Runtime integration shape

listRuntimeIntegrations() returns records with explicit connect semantics:
type RuntimeIntegrationConnectType =
  | "oauth"
  | "user_token"
  | "credentials"
  | "none";

interface RuntimeIntegrationRecord {
  id: string;
  name: string;
  url: string;
  category: "gateway_remote_mcp" | "internal_mcp_credentials";
  connectType: RuntimeIntegrationConnectType;
  authMode?: "oauth" | "user_token" | "server_token" | "none";
  tokenLabel?: string;
  tokenHelpUrl?: string;
  tokenPlaceholder?: string;
  connection?: {
    connected: boolean;
    status: "connected" | "disconnected";
    expiresAt?: string;
    displayName?: string;
    lastVerifiedAt?: string;
    lastVerifiedStatus?: string;
    verificationMessage?: string;
  };
}
For connectType: "user_token", prompt the user to provide an API key/token in the connect UI flow.
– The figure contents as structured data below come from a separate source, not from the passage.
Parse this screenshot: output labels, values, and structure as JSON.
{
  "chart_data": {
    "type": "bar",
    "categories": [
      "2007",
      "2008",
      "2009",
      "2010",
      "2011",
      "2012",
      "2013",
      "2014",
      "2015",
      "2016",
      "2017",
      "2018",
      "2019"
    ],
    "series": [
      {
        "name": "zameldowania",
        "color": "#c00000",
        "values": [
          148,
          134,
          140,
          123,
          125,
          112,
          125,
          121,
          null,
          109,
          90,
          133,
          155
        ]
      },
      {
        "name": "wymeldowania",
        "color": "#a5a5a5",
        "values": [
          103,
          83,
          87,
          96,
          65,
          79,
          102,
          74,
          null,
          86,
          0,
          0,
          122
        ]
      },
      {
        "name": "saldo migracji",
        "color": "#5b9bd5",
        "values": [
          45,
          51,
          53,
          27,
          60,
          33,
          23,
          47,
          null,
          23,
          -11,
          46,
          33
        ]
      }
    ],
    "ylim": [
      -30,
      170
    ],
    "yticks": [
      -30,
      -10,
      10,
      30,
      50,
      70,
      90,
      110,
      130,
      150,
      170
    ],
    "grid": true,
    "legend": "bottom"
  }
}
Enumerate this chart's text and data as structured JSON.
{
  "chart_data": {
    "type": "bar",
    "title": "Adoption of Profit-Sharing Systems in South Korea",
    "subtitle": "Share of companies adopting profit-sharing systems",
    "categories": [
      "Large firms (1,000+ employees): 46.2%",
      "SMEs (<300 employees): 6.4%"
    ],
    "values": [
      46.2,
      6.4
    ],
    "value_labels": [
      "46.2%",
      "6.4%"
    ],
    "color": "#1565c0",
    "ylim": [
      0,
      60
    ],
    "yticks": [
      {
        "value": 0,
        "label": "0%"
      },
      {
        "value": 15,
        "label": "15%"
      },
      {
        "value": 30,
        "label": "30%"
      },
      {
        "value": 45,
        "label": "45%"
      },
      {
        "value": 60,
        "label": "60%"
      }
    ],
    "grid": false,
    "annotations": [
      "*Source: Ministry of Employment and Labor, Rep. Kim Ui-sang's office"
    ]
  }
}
For admin-managed shared tokens, the runtime record uses connectType: "none" together with authMode: "server_token". Treat these as read-only runtime entries: there is nothing for the end user to connect. The runtime integration parser is strict: unknown or missing connectType values throw kontext_runtime_integrations_invalid_response.

Error types

import {
  KontextError,
  translateError,
  isKontextError,
  isNetworkError,
  isUnauthorizedError,
} from "@kontext-dev/js-sdk/errors";

if (isKontextError(err)) {
  console.log(err.code, err.statusCode);
}
See Errors for the full error hierarchy, error codes, and handling patterns.

Error classes

ClassTypical codeDescription
AuthorizationRequiredErrorkontext_authorization_requiredUser needs to sign in.
IntegrationConnectionRequiredErrorkontext_integration_connection_requiredIntegration needs user connection (OAuth or API key). Has connectUrl.
OAuthErrorvaries (for example kontext_oauth_token_exchange_failed)OAuth flow failed.
ConfigErrorvaries (for example kontext_config_missing_client_id)SDK misconfiguration.
NetworkErrorkontext_network_errorConnection failure.
HttpErrorvaries (for example kontext_not_found, kontext_rate_limited)HTTP error with status code.

Type guards

FunctionChecks
isKontextError(err)Any KontextError subclass.
isNetworkError(err)Network-level failures (DNS, timeout, refused).
isUnauthorizedError(err)401 responses.

Error translation

translateError(err) normalizes MCP JSON-RPC errors, Streamable HTTP failures, unauthorized responses, and browser/network failures into KontextError subclasses or kontext_* codes. Use it when you are working directly with KontextMcp, raw MCP SDK errors, or custom wrappers and want the same classification behavior as the higher-level client/orchestrator.

Token verification

import { KontextTokenVerifier } from "@kontext-dev/js-sdk/verify";

const verifier = new KontextTokenVerifier({
  jwksUrl: "https://api.kontext.dev/.well-known/jwks.json",
  issuer: "https://api.kontext.dev/",
  audience: "https://api.kontext.dev/mcp",
});

const result = await verifier.verify(token);
if (result.success) {
  console.log(result.claims.clientId, result.claims.scopes);
} else {
  console.error(result.error.code, result.error.message);
}
Standalone token verification for custom middleware or non-Express servers. The server SDK uses this internally — you only need this if you are building your own transport layer.

Additional methods

MethodReturnsDescription
verifyOrNull(token)Promise<VerifiedTokenClaims | null>Returns claims if valid, null if invalid. Simpler API when you don’t need error details.
clearCache()voidClear the JWKS cache, forcing a fresh fetch on next verification.

OAuth utilities

import { parseOAuthCallback, exchangeToken } from "@kontext-dev/js-sdk/oauth";

const { code, state, error } = parseOAuthCallback(
  "http://localhost:3333/callback?code=abc&state=xyz",
);

const exchanged = await exchangeToken(
  {
    tokenUrl: "https://api.kontext.dev/oauth2/token",
    clientId: "app_or_mcp_client_id",
    clientSecret: process.env.KONTEXT_CLIENT_SECRET,
  },
  "subject_token_here",
  "mcp-gateway",
);
Low-level OAuth helpers for building custom flows. Most applications should use createKontextClient or the React adapter, which handle OAuth automatically.